There are so many great dramas on TV these days that some people call this a "Golden Age of Dramas." Whether you're streaming the addictive fourth season of "House of Cards" on Netflix or binging on five seasons of HBO's "Game of Thrones," it's not hard to find high-quality, complex, and intense dramas.
But, sometimes, you just want to laugh. Who doesn't need to have some lighthearted, feelgood chuckles every once in a while? As it turns out, TV critics are raving about a couple of new original TV comedies that just happen to be streaming, and that you'll love.
We'll tell you about those. Plus, a must-see documentary about a part of the world you haven't seen, and "Star Wars: The Force Awakens." One of the biggest movie blockbusters is now on TV screens.
Are you ready for the details? Here we go.
1. The Ranch
Where to stream it: Netflix (free with subscription).
Overview: Starring Ashton Kutcher, Danny Masterson, Sam Elliott, Debra Winger; from Ranch Hand Productions
Netflix's new sitcom, "The Ranch," is getting a lot of attention for being Ashton Kutcher's first sitcom since "Two and a Half Men" ended its run. It's also getting attention for reuniting Kutcher with his "That '70s Show" costar Danny Masterson.
Kutcher stars as a professional football player, Colt, who returns to his family's Colorado ranch after his football career fizzles.
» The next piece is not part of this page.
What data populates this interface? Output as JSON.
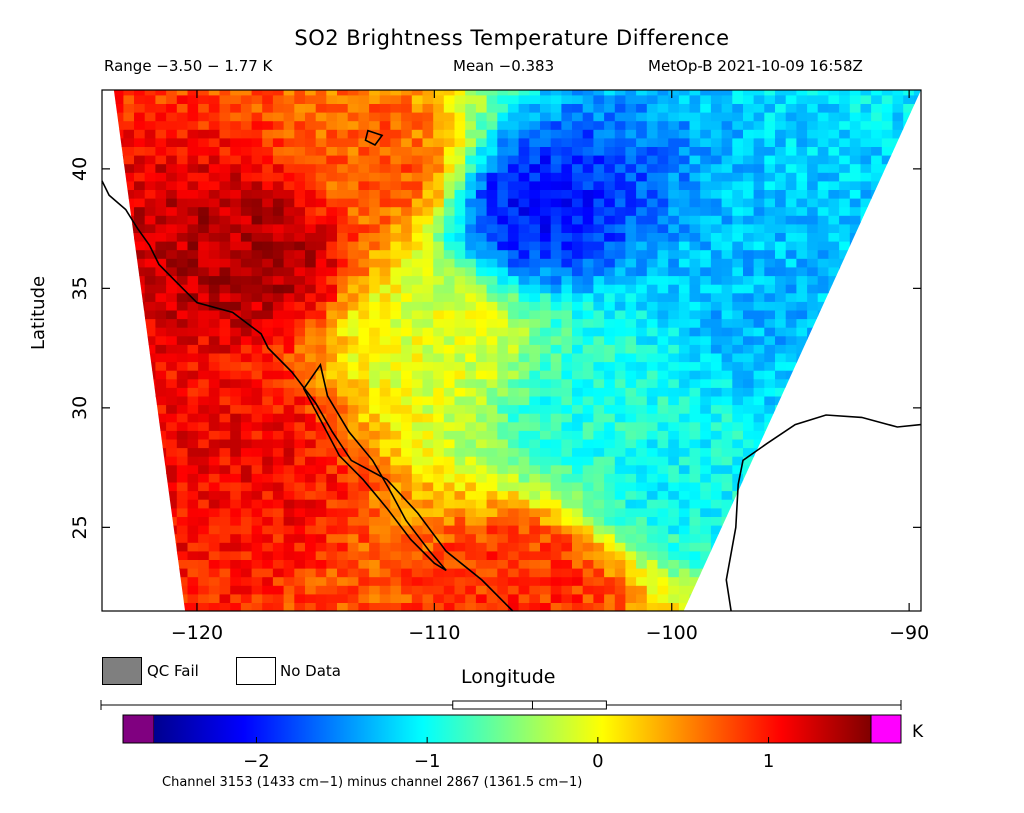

There, he rekindles a long-strained relationship with his dad.
But "The Ranch," from "Two and a Half Men" producers Don Reo and Jim Patterson, has better reasons for you to check it out. One is scene-stealing, deep-voiced Sam Elliott ("Justified") as Colt's dad, and 1980s icon Debra Winger ("An Officer and a Gentleman"). She plays Colt's mom.
An even better reason to check it out is that "The Ranch" is funny. It's a throwback to another era. There's a live studio audience and a laugh track, and it's mostly recorded on a Hollywood set. The first 10 episodes are streaming now.
Mini-Review: "'The Ranch' sounds formulaic at first - and mostly, it is. But then it hits you with the hook: a note of raw, acoustic emotion that cuts through the slick studio production." (New York Times.)